Mes volages humeurs, plus stériles que belles,
S'en vont ; et je leur dis :
Vous sentez, hirondelles,
S'éloigner la chaleur et le froid arriver.
Allez nicher ailleurs, pour ne tacher, impures,
Ma couche de babil et ma table d'ordures;
Laissez dormir en paix la nuit de mon hiver.

D'un seul point le soleil n'éloigne l'hémisphère ;
Il jette moins d'ardeur, mais autant de lumière,
Je change sans regrets, lorsque je me repens
Des frivoles amours et de leur artifice.
J'aime l'hiver qui vient purger mon cœur de vice,
Comme de peste l'air, la terre de serpens.

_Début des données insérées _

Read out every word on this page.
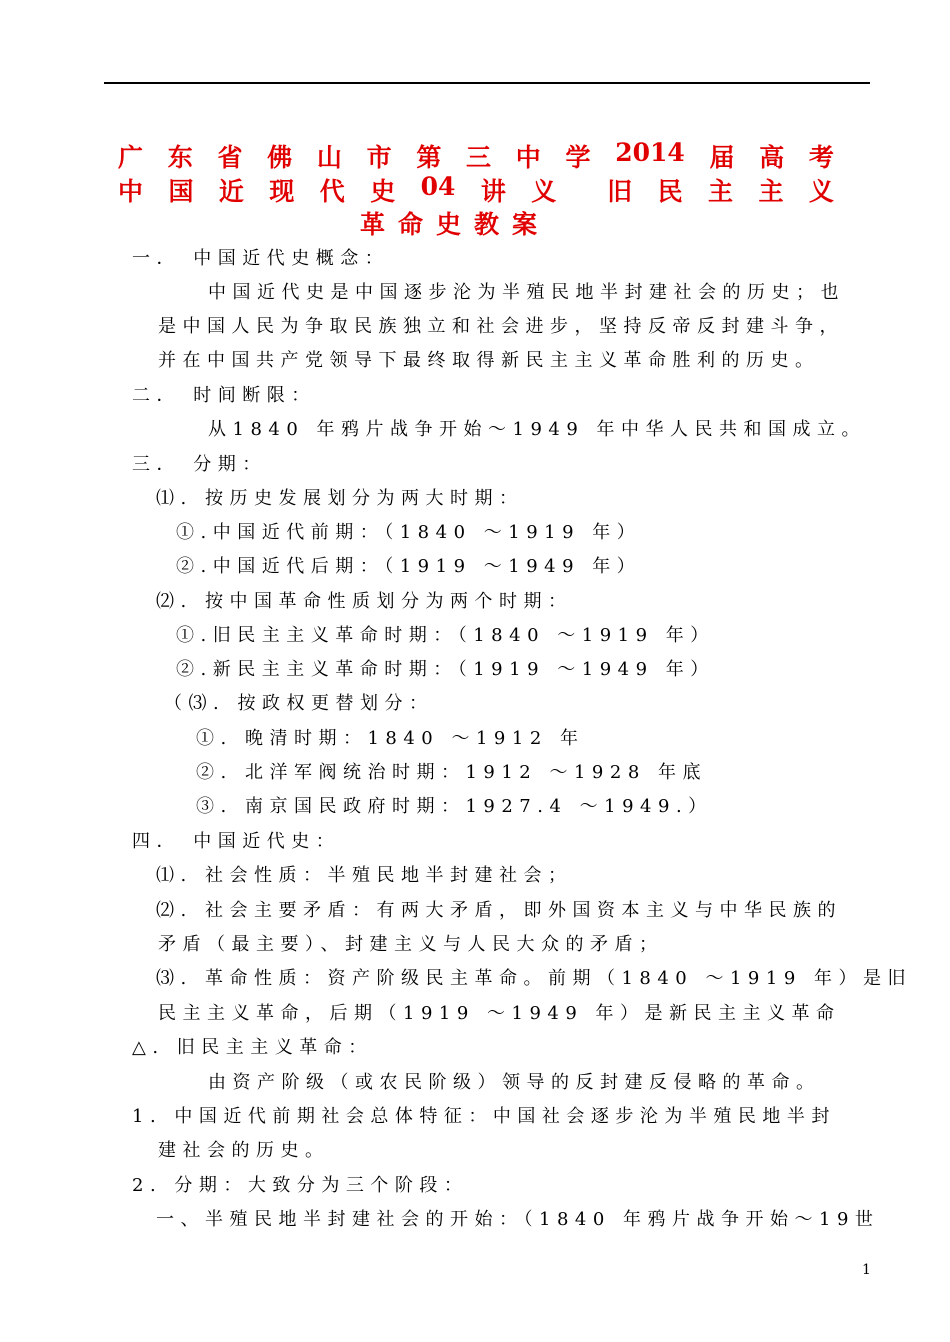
广 东 省 佛 山 市 第 三 中 学 2014 届 高 考
中 国 近 现 代 史 04 讲 义 旧 民 主 主 义
革命史教案
一． 中国近代史概念：
中国近代史是中国逐步沦为半殖民地半封建社会的历史；也
是中国人民为争取民族独立和社会进步，坚持反帝反封建斗争，
并在中国共产党领导下最终取得新民主主义革命胜利的历史。
二． 时间断限：
从1840 年鸦片战争开始～1949 年中华人民共和国成立。
三． 分期：
⑴. 按历史发展划分为两大时期：
①.中国近代前期：（1840 ～1919 年）
②.中国近代后期：（1919 ～1949 年）
⑵. 按中国革命性质划分为两个时期：
①.旧民主主义革命时期：（1840 ～1919 年）
②.新民主主义革命时期：（1919 ～1949 年）
（⑶. 按政权更替划分：
①. 晚清时期：1840 ～1912 年
②. 北洋军阀统治时期：1912 ～1928 年底
③. 南京国民政府时期：1927.4 ～1949.）
四． 中国近代史：
⑴. 社会性质：半殖民地半封建社会；
⑵. 社会主要矛盾：有两大矛盾，即外国资本主义与中华民族的
矛盾（最主要）、封建主义与人民大众的矛盾；
⑶. 革命性质：资产阶级民主革命。前期（1840 ～1919 年）是旧
民主主义革命，后期（1919 ～1949 年）是新民主主义革命
△. 旧民主主义革命：
由资产阶级（或农民阶级）领导的反封建反侵略的革命。
1. 中国近代前期社会总体特征：中国社会逐步沦为半殖民地半封
建社会的历史。
2. 分期：大致分为三个阶段：
一、半殖民地半封建社会的开始：（1840 年鸦片战争开始～19世
1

Mon chef blanchit dessous les neiges entassées,

Le soleil, qui reluit, les échauffe, glacées,

Mais ne les peut dissoudre, au plus court de ses mois

Fondez, neiges; venez dessus mon cœur descendre,

Qu'encores il ne puisse allumer de ma cendre

Du brasier, comme il fit des flammes autrefois.

Mais quoi! serai-je éteint devant ma vie éteinte?

Ne luira plus sur moi la flamme vive et sainte,

Le zèle flamboyant de la sainte maison?

Je fais aux saints autels holocaustes des restes.

De glace aux feux impurs, et de naphte aux célestes :

Clair et sacré flambeau, non funèbre tison !

Voici moins de plaisirs, mais voici moins de peines.

Le rossignol se tait, se taisent les
Sirènes :

Nous ne voyons cueillir ni les fruits ni les fleurs;

L'espérance n'est plus bien souvent tromperesse;

L'hiver jouit de tout.
Bienheureuse vieillesse,

La saison de l'usage, et non plus des labeurs !

Mais la mort n'est pas loin; cette mort est suivie

D'un vivre sans mourir, fin d'une fausse vie :

Vie de notre vie, et mort de notre mort.

Qui hait la sûreté, pour aimer le naufrage?

Qui a jamais été si friand de voyage,

Que la longueur en soit plus douce que le port?